Home from Berlin

Berlin is amazing. I wish we had been able to visit for longer, but it was very exciting to get a couple of nights there and – natürlich – it was wonderful to see Christine Hill and inspiring to see her work – DIY Bauhaus – included in the Bauhaus Modell exhibition in the Martin Gropius Bau.

Posters, Christine Hill’s DIY Bauhaus installation

Bauhaus Modell is a massive, 90th anniversary celebration of the history of the Bauhaus School and Christine Hill’s work was organised within the exhibition like a trade show. Brightly-coloured booths were filled with different archives, activities, collections and objects designed to allow viewers to contemplate their own relationship to living spaces and the impact of Bauhaus on everyday life. In one booth, quotidian objects including the name ‘Bauhaus’ in their branding or description were collected, so that popular-culture adoption and appropriation of the name could be seen across a range of everyday items. I especially loved the Bauhaus Lego that was included in this collection of objects, but sadly neglected to photograph it.

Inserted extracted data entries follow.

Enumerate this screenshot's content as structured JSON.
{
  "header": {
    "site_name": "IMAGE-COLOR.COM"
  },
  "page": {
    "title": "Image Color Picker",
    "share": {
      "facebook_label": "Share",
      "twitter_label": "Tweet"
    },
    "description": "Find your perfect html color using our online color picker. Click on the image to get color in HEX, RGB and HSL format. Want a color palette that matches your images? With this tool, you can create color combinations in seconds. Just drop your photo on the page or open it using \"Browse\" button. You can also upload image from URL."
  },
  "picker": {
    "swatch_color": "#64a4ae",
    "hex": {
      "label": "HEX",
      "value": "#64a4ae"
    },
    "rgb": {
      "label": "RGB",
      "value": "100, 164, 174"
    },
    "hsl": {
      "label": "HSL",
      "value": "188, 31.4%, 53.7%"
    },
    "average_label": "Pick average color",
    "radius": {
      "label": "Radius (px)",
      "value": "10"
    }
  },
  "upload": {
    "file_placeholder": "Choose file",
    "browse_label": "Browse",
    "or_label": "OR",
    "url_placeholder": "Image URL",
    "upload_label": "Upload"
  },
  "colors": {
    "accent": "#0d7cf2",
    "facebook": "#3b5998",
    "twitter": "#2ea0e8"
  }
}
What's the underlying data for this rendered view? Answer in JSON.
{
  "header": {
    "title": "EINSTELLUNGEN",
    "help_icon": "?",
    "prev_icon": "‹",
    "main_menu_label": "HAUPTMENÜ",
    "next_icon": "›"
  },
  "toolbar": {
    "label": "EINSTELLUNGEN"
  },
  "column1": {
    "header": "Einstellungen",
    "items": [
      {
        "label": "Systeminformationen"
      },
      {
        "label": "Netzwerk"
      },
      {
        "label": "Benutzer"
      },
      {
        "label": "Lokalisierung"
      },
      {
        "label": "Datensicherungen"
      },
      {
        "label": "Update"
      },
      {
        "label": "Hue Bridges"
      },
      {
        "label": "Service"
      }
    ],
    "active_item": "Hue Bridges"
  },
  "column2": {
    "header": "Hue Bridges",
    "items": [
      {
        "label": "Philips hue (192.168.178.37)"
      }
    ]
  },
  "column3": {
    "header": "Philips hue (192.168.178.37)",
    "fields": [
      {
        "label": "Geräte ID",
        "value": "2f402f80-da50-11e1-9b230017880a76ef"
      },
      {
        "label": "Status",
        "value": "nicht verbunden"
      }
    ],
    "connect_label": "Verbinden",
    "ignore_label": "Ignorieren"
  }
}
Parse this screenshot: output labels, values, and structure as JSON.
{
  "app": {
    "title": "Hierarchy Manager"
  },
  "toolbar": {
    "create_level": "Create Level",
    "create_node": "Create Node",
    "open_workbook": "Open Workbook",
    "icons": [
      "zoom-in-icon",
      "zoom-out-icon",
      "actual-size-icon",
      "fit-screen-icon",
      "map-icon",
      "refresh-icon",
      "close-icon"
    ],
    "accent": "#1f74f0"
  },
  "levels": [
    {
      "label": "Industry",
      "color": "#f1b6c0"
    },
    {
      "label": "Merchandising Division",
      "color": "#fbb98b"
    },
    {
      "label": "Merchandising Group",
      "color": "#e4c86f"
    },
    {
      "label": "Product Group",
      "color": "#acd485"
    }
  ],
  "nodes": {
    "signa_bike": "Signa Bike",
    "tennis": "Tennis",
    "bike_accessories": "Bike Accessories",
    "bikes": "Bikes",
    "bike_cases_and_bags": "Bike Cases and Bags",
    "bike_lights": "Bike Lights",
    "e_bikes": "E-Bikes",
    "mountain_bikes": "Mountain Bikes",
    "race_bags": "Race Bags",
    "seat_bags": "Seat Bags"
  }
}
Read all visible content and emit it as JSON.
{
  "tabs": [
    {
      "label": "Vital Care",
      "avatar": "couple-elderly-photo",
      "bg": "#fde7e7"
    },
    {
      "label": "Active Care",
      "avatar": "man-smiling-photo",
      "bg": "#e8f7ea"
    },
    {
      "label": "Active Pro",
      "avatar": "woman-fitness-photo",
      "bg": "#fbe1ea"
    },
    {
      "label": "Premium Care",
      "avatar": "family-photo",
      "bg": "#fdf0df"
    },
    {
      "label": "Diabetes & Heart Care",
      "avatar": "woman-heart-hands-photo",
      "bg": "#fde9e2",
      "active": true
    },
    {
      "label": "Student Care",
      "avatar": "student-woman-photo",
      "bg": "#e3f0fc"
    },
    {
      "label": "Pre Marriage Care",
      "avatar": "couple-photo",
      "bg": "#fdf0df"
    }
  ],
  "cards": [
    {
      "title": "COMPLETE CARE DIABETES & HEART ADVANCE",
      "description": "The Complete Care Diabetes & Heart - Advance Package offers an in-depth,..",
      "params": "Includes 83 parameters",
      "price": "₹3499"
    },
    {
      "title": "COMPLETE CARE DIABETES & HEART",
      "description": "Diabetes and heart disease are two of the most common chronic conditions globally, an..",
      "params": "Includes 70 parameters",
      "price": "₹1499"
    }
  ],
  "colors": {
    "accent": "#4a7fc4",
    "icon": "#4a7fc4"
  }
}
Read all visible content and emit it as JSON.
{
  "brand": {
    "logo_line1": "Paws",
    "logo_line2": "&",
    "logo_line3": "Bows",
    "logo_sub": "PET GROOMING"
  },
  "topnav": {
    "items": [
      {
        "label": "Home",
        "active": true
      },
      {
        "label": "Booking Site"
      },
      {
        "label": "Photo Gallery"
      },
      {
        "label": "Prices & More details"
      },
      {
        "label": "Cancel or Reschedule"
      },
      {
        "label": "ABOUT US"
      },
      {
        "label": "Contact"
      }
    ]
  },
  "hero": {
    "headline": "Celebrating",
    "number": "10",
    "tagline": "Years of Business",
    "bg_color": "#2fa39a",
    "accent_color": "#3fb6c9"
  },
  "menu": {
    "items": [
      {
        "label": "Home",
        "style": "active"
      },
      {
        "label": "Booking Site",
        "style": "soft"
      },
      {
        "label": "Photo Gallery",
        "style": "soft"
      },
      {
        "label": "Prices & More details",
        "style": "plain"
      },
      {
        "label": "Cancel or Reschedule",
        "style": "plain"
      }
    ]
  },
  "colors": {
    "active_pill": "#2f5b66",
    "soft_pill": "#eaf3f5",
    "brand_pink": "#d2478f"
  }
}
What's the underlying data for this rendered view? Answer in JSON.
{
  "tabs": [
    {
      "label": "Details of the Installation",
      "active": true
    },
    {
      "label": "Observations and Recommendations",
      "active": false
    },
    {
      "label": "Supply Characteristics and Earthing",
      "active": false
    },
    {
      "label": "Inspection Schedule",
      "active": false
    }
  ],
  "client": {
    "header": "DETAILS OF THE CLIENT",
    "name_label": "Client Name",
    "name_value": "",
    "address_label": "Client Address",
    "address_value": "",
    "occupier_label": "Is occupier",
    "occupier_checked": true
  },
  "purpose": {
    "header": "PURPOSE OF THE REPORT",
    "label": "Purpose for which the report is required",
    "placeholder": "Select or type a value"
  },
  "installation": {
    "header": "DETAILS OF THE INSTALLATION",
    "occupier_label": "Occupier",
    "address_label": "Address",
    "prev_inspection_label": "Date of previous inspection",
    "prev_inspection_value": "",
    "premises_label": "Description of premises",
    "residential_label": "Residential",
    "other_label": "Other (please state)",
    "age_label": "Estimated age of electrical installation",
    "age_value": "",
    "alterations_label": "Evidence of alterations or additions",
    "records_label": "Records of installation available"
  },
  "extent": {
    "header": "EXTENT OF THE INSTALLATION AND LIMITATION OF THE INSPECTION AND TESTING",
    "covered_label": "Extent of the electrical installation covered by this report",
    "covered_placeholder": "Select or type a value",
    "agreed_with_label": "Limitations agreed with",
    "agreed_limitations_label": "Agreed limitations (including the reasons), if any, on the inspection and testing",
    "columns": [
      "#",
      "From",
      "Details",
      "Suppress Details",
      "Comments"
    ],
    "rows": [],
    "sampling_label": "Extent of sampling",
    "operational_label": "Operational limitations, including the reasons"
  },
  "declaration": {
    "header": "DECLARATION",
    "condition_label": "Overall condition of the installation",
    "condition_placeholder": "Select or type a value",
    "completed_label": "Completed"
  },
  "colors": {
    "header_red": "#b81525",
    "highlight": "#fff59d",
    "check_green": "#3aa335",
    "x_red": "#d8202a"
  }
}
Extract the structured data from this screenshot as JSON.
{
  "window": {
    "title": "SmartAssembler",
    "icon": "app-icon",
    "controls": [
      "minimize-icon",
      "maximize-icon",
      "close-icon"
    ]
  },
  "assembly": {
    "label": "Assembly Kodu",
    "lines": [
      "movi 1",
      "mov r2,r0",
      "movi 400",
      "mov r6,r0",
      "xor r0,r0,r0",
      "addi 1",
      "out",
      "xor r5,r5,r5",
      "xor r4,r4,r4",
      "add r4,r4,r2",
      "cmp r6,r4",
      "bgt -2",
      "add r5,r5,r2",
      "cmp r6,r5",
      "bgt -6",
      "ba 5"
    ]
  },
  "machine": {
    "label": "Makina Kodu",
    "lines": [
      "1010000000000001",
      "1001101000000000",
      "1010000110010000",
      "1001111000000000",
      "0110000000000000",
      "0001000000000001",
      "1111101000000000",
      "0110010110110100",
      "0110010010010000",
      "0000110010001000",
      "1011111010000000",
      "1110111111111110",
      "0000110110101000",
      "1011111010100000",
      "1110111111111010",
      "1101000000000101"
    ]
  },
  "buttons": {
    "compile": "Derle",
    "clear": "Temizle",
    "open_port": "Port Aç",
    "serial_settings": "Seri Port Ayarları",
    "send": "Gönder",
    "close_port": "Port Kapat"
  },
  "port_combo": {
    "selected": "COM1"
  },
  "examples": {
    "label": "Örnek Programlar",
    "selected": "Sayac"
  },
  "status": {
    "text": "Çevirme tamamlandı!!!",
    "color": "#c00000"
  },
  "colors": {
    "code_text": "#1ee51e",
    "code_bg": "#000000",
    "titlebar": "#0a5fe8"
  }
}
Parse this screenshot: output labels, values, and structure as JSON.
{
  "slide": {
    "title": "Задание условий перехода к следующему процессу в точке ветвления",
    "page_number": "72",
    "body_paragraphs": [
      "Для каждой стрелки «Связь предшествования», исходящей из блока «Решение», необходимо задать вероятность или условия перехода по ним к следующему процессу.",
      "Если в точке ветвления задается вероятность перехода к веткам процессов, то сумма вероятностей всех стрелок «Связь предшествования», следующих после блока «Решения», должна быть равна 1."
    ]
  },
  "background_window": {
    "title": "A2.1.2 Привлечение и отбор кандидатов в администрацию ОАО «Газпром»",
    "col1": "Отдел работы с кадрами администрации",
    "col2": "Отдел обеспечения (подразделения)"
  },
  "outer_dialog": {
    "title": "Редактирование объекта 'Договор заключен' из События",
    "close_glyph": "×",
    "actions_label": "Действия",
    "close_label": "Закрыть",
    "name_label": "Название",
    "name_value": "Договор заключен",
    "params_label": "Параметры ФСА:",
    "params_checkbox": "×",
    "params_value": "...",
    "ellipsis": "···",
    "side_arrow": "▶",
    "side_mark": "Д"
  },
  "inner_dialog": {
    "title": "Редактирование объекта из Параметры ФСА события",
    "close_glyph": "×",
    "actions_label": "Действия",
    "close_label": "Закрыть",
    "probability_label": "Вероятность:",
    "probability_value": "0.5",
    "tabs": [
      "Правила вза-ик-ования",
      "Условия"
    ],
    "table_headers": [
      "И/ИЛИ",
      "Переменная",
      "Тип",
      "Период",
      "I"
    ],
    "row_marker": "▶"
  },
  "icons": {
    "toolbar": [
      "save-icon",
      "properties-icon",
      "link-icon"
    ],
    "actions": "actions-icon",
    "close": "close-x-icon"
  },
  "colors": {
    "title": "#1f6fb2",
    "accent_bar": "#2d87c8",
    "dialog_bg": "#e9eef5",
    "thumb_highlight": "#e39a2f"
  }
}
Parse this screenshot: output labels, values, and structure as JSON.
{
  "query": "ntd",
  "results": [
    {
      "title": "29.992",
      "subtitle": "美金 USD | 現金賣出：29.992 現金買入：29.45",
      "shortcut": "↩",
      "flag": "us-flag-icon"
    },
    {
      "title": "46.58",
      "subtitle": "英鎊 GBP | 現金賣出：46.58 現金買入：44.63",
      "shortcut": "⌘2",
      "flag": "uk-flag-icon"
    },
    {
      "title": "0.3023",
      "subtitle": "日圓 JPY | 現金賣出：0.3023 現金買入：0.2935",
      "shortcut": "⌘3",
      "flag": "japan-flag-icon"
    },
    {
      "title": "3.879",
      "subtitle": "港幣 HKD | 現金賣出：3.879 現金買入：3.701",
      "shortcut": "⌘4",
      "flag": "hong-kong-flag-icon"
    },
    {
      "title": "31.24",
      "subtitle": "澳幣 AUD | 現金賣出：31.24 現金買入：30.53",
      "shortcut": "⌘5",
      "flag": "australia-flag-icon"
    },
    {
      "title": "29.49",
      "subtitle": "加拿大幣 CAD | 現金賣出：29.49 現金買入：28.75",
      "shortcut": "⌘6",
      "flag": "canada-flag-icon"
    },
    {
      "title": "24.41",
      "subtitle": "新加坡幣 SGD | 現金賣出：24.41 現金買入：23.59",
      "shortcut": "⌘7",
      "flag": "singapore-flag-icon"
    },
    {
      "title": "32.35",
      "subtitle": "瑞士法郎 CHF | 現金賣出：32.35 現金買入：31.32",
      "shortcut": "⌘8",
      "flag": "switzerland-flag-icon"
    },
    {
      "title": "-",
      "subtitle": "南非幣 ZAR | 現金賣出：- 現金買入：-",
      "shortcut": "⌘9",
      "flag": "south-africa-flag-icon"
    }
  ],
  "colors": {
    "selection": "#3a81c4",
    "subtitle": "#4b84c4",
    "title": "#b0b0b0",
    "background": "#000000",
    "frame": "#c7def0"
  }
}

Bauhaus toolkit containing Bauhaus tools, part of Christine Hill’s DIY Bauhaus work

In another area of DIY Bauhaus, a printed diagram and related toolkit were presented, perhaps exploring how the word Bauhaus is now the name of a popular DIY store in Germany. In the press release for the show, Christine writes about an exchange she had with a taxi-driver about the Bauhaus Archive:

En route to attending an early meeting for the planning of “Modell Bauhaus”, I asked a cabbie to take me to the Bauhaus-Archiv in Berlin. He asked rather carefully why the Bauhaus required an archive. I equally carefully asked him to which Bauhaus he was referring, and there was a low, murmured “Heimwerkerkette?” [“DIY Store?”] in response. In no way do I perceive such a response as being ignorant, nor do I poke fun at my cab driver’s interpretation. Rather, such an exchange indicates where the name, and understanding of the name has landed, and how it resonates within vernacular culture.

– Christine Hill, DIY Bauhaus Statement*

Poster/diagram behind toolkit in DIY Bauhaus

Another element of DIY Bauhaus was an area where you could write about your own living space and contemplate your relationship to design and domestic space by plotting your imagined or real living spaces on graph paper. Mark and I spent some time drawing on these forms.

My carefully filled out and filed submission to DIY Bauhaus

I envisaged my ultimate living situation and drew outbuildings, apple orchards and a woefully innacurate rendition of some rare breeds of sheep, which I hope to include in this scenario. Mark however went for drawing his actual house. I was touched to see that my knitting and his tea were included as perennial elements on his living room floorplan.

Mark’s carefully filled out and filed submission to DIY Bauhaus

We were both very excited** to be able to validate our submissions with the use of proper, custom-built rubber stamps, and to leave the exhibition with paper measuring tapes and beautifully-made newspapers relating to the content of DIY Bauhaus.

DIY Bauhaus official stamp

It was marvellous to talk with Christine in the city where Volksboutique was originally born and I wondered if there might be a trace of the building where the project started. Sadly, the building where the original Volksboutique store once was, is gone. Happily, Volksboutique – the brand, the idea, the brilliant ethos – is very much still here.

* You can read the full artistic statement here.

** OK probably I was more excited than Mark was about the rubber stamps.